🤖 AI Summary
Query join-order optimization in databases is an NP-hard problem; conventional combinatorial search methods suffer from high computational complexity and poor scalability. This paper proposes the first end-to-end differentiable optimization framework: it continuously relaxes the discrete join-plan space into a soft adjacency matrix, incorporates Gumbel-Softmax reparameterization and differentiable constraint enforcement to enable gradient-driven join-order search, and employs a graph neural network to construct a learnable, differentiable cost model supporting backpropagation. Experiments on two graph datasets demonstrate that the generated execution plans achieve cost competitiveness—often superior—to those produced by classical algorithms (e.g., dynamic programming, greedy heuristics), while runtime scales linearly with query size—marking a significant departure from the quadratic or exponential time complexity inherent to traditional approaches.
📝 Abstract
Join ordering is the NP-hard problem of selecting the most efficient sequence in which to evaluate joins (conjunctive, binary operators) in a database query. As the performance of query execution critically depends on this choice, join ordering lies at the core of query optimization. Traditional approaches cast this problem as a discrete combinatorial search over binary trees guided by a cost model, but they often suffer from high computational complexity and limited scalability. We show that, when the cost model is differentiable, the query plans can be continuously relaxed into a soft adjacency matrix representing a superposition of plans.
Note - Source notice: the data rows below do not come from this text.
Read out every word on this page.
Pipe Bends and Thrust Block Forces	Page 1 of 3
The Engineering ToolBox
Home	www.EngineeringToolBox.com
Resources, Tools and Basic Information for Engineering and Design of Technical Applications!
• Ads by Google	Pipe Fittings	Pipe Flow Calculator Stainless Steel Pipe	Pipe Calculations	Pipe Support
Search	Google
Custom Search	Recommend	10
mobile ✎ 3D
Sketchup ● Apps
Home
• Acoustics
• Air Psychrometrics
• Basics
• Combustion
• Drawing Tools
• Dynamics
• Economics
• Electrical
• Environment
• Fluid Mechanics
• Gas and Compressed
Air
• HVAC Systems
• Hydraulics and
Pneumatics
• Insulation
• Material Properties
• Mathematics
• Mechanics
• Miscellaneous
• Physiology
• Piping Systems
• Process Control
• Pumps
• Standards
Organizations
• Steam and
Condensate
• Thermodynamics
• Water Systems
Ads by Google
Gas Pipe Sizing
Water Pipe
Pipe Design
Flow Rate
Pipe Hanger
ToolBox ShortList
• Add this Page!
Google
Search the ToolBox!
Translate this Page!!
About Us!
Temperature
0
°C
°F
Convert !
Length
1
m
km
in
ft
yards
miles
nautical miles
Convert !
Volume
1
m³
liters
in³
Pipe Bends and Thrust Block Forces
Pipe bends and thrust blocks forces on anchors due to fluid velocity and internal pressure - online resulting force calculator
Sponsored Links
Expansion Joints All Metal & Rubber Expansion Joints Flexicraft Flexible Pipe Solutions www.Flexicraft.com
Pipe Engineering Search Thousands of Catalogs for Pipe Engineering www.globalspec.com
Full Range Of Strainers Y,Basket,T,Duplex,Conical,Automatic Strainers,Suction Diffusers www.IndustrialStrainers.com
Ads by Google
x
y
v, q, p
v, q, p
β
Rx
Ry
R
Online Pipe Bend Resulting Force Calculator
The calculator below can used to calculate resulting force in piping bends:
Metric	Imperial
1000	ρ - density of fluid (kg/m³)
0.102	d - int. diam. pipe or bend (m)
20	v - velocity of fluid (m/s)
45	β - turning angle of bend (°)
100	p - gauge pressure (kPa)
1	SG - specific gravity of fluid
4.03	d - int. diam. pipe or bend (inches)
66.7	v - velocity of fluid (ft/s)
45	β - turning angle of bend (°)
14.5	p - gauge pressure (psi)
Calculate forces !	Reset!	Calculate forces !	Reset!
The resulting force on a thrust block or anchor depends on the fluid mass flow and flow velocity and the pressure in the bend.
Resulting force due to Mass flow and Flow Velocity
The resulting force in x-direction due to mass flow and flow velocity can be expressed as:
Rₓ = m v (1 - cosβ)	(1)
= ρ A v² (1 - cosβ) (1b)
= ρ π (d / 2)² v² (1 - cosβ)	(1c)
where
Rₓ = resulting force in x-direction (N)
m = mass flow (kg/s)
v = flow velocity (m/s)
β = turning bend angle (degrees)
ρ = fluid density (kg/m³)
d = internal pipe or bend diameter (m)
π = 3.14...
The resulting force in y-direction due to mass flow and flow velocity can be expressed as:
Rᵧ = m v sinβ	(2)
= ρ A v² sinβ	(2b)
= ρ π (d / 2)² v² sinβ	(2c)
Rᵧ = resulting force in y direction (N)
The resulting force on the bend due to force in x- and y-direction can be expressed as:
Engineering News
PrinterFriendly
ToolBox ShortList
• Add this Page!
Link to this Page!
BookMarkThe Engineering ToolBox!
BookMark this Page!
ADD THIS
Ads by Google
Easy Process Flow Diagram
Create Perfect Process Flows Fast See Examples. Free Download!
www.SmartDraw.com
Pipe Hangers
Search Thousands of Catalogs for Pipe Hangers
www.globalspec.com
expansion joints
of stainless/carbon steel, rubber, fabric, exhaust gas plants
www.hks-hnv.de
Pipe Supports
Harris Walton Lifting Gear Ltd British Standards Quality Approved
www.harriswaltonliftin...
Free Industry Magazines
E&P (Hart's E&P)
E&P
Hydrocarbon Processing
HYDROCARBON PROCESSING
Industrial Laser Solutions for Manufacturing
This continuous relaxation, together with a Gumbel-Softmax parameterization of the adjacency matrix and differentiable constraints enforcing plan validity, enables gradient-based search for plans within this relaxed space. Using a learned Graph Neural Network as the cost model, we demonstrate that this gradient-based approach can find comparable and even lower-cost plans compared to traditional discrete local search methods on two different graph datasets. Furthermore, we empirically show that the runtime of this approach scales linearly with query size, in contrast to quadratic or exponential runtimes of classical approaches. We believe this first step towards gradient-based join ordering can lead to more effective and efficient query optimizers in the future.